Literatur von der schönsten, außerdem berauschendsten Sorte

Stell dir vor, auf dem Weg ins Jenseits gäbe es eine riesige Bibliothek, gesäumt mit all den Leben, die du hättest führen können. Buch für Buch gefüllt mit den Wegen, die deiner hätten sein können. Hier findet sich Nora Seed wieder, nachdem sie aus lauter Verzweiflung beschlossen hat, sich das Leben zu nehmen. An diesem Ort, an dem die Uhrzeiger immer auf Mitternacht stehen, eröffnet sich für Nora plötzlich die Möglichkeit herauszufinden, was passiert wäre, wenn sie sich einst anders entschieden hätte. Jedes Buch in der Mitternachtsbibliothek bringt sie in ein anderes Leben, in eine andere Welt, in der sie sich zurechtfinden muss. Aber kann man in einem anderen Leben glücklich werden, wenn man weiß, dass es nicht das eigene ist?

In einem Leben hält Nora als Olympiasiegerin über 800 Meter Freistil Vorträge bezüglich Erfolg, in einem anderen geht sie mit ihrer besten Freundin nach Australien, und wieder einem anderen eröffnet sie mit ihrem Verlobten ein Dorf-Pub in Oxfordshire, und in einem weiteren anderen steht sie mit ihrer Jugendband auf der Bühne und lässt sich von den Fans feiern. Aber die innere Leere lässt sich mit keinem Leben füllen - egal, wie sehr Nora das möchte. Sie fühlt sich einsam, vermisst Geborgenheit und sehnt sich nach Liebe. Nur mit Hilfe von Antidepressiva schafft sie es einigermaßen durch den Tag. Die Ehe mit Dan ist zerrüttet, nachdem er ihr fremdgegangen ist, die beste Freundin ist bei einem Verkehrsunfall gestorben und zu ihrer Familie hat Nora keinerlei Kontakt.
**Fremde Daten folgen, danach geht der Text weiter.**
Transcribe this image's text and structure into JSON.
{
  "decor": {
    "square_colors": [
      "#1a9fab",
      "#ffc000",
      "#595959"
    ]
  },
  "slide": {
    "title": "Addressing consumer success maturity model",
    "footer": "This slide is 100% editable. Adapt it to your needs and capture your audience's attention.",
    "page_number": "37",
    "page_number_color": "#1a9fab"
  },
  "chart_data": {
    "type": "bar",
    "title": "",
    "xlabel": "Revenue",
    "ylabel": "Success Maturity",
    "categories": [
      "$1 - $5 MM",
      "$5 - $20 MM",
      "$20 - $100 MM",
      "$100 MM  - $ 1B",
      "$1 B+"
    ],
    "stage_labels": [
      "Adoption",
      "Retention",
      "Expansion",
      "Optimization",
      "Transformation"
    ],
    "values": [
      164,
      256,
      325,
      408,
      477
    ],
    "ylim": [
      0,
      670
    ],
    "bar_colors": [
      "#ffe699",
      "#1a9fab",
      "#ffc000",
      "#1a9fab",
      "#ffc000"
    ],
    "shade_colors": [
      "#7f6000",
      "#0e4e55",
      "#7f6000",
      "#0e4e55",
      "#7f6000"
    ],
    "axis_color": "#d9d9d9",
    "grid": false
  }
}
Hat sie überhaupt eine Chance auf das große Glück? Und tatsächlich findet sich ein Buch, das Noras sehnlichste Wünsche zu erfüllen scheint. In diesem Leben ist sie mit einem Arzt verheiratet, hat eine Tochter, die sie abgöttisch liebt, und scheint endlich angekommen zu sein. So vergehen die Stunden, Tage und Wochen. Nora arrangiert sich mit ihrem neuen Dasein, allerdings früher oder später eher schlecht als gut. Der Wunsch, endgültig einen Schlussstrich zu ziehen, holt sie erneut ein. ist sie stark genug oder wird sie nachgeben. Wenn letzteres, dann stürzt mit ihrem Tod die Mitternachtsbibliothek für immer ein. Und das darf und will Nora nicht zulassen. Doch was ist der Ausweg ...?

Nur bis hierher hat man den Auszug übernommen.